Neuberechnung der Friedhofsgebühren

alter Friedhof

In regelmäßigen Abständen sind Gebühren die eine Kommune für ihre Leistungen erhebt neu zu berechnen, so sieht das Gesetz es vor. Hierbei machen auch die Friedhofsgebühren keine Ausnahme. Städte und Gemeinden sind angehalten die Gebühren für ihre Bestattungseinrichtungen kostendeckend zu gestalten, da diese nicht durch allgemeine Steuereinnahmen, die für andere Ausgaben und Investitionen vorgesehen sind z.B. Bau von Schulen und Kitas, Straßen, Einrichtungen der öffentlichen Daseinsvorsorge, ÖPNV, Umweltschutz, Soziale Angelegenheiten u.v.m. subventioniert werden sollen. Der Bayerische Kommunale Prüfungsverband überprüft regelmäßig, ob dies der Fall oder eine Gebührenanpassung erforderlich ist.

 

Die Stadt Olching hat in den vergangenen Jahren in den Unterhalt, Ausbau und Modernisierung der drei städtischen Friedhöfe investiert, weshalb eine Neukalkulation dringend geboten war. Die Stadt hat sich dafür zugunsten der Nutzer*innen mehr Zeit als üblich gelassen, indem die Gebühren seit 2013 nicht mehr angepasst wurden. Eigentlich ist ein Kalkulationsrhythmus von drei bis maximal vier Jahren vorgesehen.

 

Laut Gesetz müssen alle laufenden Kosten für Friedhofspersonal, Betrieb und Unterhalt sowie die Kosten für den Grunderwerb, Bau der Anlagen, Wege und Flächen, Urnenwände etc. auf die Gebühren umgelegt werden und die Investitionen über einen Zeitraum von 85 Jahren gleichmäßig in die veranschlagten Gebühren einfließen.

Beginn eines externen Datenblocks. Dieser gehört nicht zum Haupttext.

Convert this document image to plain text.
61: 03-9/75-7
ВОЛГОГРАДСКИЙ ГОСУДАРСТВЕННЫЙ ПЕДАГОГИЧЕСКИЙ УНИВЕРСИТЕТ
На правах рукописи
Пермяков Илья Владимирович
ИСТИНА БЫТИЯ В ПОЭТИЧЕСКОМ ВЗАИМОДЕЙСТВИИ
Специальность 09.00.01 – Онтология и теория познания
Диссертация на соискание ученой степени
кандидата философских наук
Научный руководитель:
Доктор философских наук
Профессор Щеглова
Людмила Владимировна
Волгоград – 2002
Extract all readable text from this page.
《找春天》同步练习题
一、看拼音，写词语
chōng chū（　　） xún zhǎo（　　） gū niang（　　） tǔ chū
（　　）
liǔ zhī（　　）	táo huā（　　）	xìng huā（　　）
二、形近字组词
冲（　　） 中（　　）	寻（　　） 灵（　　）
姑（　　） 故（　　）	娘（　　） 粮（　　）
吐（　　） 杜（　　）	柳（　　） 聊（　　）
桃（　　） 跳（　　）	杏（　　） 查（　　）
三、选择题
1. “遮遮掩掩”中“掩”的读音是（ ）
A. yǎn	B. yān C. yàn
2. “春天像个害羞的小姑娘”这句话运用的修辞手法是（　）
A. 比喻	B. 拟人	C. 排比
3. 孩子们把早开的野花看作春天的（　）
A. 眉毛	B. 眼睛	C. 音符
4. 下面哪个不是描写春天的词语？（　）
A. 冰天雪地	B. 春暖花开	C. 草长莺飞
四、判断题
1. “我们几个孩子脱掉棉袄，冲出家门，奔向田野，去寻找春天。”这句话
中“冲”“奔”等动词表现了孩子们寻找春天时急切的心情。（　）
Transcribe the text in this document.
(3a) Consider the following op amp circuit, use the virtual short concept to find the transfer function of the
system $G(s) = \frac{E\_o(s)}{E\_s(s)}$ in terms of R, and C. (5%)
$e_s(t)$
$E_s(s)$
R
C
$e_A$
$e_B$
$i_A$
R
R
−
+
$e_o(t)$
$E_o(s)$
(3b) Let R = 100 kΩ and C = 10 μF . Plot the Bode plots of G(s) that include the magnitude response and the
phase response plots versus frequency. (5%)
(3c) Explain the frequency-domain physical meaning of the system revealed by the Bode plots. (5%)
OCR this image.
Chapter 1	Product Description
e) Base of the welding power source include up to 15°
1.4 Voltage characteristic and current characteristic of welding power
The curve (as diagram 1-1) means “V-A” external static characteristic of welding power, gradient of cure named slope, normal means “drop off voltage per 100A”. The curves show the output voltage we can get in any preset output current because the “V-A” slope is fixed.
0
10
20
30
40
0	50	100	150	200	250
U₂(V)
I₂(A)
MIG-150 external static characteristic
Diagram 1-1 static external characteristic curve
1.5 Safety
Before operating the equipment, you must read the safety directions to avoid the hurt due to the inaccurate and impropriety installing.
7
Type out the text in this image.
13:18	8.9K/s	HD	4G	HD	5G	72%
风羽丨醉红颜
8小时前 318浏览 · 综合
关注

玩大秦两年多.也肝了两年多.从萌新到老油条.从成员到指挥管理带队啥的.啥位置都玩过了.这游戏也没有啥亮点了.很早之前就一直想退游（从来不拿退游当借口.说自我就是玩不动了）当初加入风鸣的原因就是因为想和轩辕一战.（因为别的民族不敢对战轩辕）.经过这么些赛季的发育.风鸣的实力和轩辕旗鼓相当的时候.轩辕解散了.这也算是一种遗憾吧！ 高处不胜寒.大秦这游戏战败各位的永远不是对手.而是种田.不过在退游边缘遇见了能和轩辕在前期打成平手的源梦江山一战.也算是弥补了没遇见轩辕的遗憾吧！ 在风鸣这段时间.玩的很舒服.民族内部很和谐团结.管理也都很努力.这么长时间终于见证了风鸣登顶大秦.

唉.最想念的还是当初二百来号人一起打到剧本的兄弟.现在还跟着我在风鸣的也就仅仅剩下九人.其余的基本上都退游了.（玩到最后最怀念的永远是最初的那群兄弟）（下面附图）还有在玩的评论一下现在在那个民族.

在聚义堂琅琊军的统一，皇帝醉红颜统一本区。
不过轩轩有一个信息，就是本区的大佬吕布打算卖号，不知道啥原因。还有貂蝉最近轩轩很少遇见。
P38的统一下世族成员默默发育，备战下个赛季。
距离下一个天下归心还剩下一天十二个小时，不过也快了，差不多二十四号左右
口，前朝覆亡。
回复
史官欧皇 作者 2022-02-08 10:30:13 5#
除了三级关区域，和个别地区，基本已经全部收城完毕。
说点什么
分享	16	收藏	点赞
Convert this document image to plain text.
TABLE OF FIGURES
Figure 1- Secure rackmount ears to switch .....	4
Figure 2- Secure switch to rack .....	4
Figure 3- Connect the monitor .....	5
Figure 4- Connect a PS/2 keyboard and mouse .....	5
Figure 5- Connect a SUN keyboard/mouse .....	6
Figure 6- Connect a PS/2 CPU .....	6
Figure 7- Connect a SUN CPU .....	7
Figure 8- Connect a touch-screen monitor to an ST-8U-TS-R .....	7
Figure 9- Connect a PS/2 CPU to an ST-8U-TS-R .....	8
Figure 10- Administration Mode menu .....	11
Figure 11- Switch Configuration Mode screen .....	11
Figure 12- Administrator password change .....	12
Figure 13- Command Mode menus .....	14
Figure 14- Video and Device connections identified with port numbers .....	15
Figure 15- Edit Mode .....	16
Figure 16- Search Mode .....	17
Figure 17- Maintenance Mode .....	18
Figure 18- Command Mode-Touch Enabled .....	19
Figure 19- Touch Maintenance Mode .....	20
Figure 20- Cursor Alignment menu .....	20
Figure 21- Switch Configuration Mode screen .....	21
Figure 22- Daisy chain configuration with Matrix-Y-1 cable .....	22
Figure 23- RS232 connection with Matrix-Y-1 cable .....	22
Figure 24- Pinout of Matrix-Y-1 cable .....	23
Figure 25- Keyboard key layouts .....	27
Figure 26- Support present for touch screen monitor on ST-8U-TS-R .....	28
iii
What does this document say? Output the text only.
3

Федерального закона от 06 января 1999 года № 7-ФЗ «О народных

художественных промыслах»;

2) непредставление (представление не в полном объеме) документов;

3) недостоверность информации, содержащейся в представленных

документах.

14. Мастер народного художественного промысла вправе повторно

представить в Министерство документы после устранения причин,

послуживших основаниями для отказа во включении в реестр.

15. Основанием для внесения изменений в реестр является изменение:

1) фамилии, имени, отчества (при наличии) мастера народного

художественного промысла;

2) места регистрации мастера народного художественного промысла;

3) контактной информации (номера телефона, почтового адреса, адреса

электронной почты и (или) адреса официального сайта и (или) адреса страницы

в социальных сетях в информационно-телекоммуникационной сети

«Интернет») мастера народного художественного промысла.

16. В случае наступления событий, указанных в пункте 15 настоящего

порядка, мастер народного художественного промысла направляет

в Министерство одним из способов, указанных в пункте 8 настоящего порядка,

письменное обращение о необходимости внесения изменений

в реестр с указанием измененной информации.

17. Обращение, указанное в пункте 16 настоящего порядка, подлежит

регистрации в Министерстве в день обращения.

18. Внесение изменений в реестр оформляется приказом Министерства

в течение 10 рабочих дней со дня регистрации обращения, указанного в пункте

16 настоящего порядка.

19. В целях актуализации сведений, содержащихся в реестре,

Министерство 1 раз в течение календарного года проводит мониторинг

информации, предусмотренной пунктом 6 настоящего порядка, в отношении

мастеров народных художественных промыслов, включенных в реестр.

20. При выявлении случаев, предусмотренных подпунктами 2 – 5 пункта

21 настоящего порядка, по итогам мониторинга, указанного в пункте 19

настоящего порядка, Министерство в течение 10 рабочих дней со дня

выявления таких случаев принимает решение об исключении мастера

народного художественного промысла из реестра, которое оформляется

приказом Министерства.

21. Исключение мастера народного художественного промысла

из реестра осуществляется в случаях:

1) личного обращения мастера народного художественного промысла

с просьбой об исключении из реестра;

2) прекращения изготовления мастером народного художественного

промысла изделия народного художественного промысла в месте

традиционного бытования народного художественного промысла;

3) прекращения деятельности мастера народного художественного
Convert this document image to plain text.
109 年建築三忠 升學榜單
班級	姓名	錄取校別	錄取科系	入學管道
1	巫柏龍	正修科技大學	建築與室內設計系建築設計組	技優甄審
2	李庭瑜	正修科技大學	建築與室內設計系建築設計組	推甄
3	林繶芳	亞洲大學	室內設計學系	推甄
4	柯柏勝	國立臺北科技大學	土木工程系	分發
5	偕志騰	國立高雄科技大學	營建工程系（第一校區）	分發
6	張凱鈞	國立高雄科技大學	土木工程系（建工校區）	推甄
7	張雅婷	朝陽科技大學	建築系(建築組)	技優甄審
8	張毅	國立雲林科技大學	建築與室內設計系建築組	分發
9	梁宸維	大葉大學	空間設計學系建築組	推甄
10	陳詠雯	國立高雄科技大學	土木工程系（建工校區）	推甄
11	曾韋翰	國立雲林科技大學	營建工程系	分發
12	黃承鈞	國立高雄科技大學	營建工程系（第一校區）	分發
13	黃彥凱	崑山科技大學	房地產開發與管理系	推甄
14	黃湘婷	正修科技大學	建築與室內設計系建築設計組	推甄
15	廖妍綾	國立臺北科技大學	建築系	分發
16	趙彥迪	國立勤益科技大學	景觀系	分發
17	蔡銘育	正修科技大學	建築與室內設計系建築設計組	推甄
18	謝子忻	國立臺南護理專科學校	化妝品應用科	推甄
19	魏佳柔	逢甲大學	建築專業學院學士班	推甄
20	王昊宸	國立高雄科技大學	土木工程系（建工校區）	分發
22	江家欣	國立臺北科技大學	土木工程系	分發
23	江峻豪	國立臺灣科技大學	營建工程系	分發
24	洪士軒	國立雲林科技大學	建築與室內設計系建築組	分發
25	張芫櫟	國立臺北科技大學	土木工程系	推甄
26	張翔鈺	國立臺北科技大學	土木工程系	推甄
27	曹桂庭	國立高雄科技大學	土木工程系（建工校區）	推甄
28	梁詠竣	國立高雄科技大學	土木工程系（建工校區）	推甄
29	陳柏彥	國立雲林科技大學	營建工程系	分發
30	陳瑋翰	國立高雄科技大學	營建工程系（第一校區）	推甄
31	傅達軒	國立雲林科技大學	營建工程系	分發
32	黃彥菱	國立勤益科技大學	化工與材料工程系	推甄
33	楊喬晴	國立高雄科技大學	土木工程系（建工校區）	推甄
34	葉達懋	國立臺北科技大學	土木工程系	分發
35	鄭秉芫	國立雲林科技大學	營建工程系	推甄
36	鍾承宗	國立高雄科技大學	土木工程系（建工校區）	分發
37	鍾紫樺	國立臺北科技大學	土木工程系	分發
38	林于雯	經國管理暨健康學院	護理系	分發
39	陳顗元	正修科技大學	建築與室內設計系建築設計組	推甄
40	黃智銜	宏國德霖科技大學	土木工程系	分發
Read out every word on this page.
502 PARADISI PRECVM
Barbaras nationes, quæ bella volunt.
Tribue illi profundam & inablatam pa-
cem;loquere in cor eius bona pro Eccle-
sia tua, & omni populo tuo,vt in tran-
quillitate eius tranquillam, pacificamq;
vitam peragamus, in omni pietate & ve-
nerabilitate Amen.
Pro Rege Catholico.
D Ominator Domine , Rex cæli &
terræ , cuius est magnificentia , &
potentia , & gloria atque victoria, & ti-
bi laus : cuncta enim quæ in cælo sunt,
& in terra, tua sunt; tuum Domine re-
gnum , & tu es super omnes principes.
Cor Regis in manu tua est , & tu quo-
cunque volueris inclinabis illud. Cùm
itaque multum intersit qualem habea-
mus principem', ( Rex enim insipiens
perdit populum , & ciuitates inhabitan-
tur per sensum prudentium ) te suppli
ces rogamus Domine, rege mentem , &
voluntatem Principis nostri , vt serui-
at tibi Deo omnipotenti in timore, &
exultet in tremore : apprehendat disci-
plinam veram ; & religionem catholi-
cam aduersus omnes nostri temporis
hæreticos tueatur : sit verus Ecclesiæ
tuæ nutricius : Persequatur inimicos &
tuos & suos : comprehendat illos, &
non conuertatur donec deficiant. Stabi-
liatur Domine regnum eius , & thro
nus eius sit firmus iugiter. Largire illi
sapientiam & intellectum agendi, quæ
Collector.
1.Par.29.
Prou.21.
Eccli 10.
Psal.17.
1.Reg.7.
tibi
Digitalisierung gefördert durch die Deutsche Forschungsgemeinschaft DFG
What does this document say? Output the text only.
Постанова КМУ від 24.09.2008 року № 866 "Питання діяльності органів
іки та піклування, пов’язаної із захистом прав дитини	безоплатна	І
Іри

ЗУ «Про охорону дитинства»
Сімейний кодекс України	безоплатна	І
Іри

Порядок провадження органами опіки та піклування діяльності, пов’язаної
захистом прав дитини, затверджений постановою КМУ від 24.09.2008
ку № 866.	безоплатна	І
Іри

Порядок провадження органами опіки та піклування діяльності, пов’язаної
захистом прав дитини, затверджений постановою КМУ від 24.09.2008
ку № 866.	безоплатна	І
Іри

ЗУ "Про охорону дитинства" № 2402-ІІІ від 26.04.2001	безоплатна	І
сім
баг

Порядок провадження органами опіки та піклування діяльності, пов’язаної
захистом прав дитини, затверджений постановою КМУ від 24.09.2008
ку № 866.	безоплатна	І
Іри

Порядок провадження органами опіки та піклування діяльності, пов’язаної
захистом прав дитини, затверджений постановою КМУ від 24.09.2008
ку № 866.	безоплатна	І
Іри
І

In diesem Zusammenhang hat die Stadt Olching Parkflächen und einen Großteil der Wege, die auch der Allgemeinheit dienen, rausgerechnet und somit nicht geltend gemacht. Diese sind nicht in den Gebühren enthalten und werden vom Steuerzahler getragen.

 

Der Vergleich mit den anderen Kommunen ist wenig hilfreich, da diese zum Teil nur einen einzigen Friedhof haben (Olching historisch bedingt drei), Grundstücke ggf. nicht erwerben mussten, bislang keine größeren Sanierungen durchgeführt haben, weniger Pflege betreiben, oder seit Jahrzehnten ihre Gebühren trotz der gesetzlichen Forderung nicht angepasst haben.

 

Zu guter Letzt gilt es zu beachten, dass eine intensivere Pflege der Friedhöfe, die im Zusammenhang mit der Gebührenerhöhung häufig genannt wird, mit weiteren Personalkosten einherginge, die ebenfalls wieder auf die Gebühren umgelegt werden müssten.

Die Stadt Olching ist bemüht mit den zur Verfügung stehenden Ressourcen – derzeit vier MitarbeiterInnen - die Friedhöfe bestmöglich zu pflegen. Doch da wir uns drei Friedhöfe leisten im Gegensatz zu viele Kommunen, die lediglich einen betreiben, ist dies mit überproportional mehr Aufwand verbunden.

 

Um die nun notwendigen Erhöhungen an einem Beispiel zu verdeutlichen:

Ein Familienerdgrab mit vier Grabplätzen kostet im Monat nun 16,60 € anstelle von bisher 13 €, d.h. die monatlichen Kosten haben sich um 3,60 € erhöht. Ein Liegeplatz kostet damit rund 4 Euro statt bisher 3,30 Euro im Monat bzw. knapp 50 Euro im Jahr!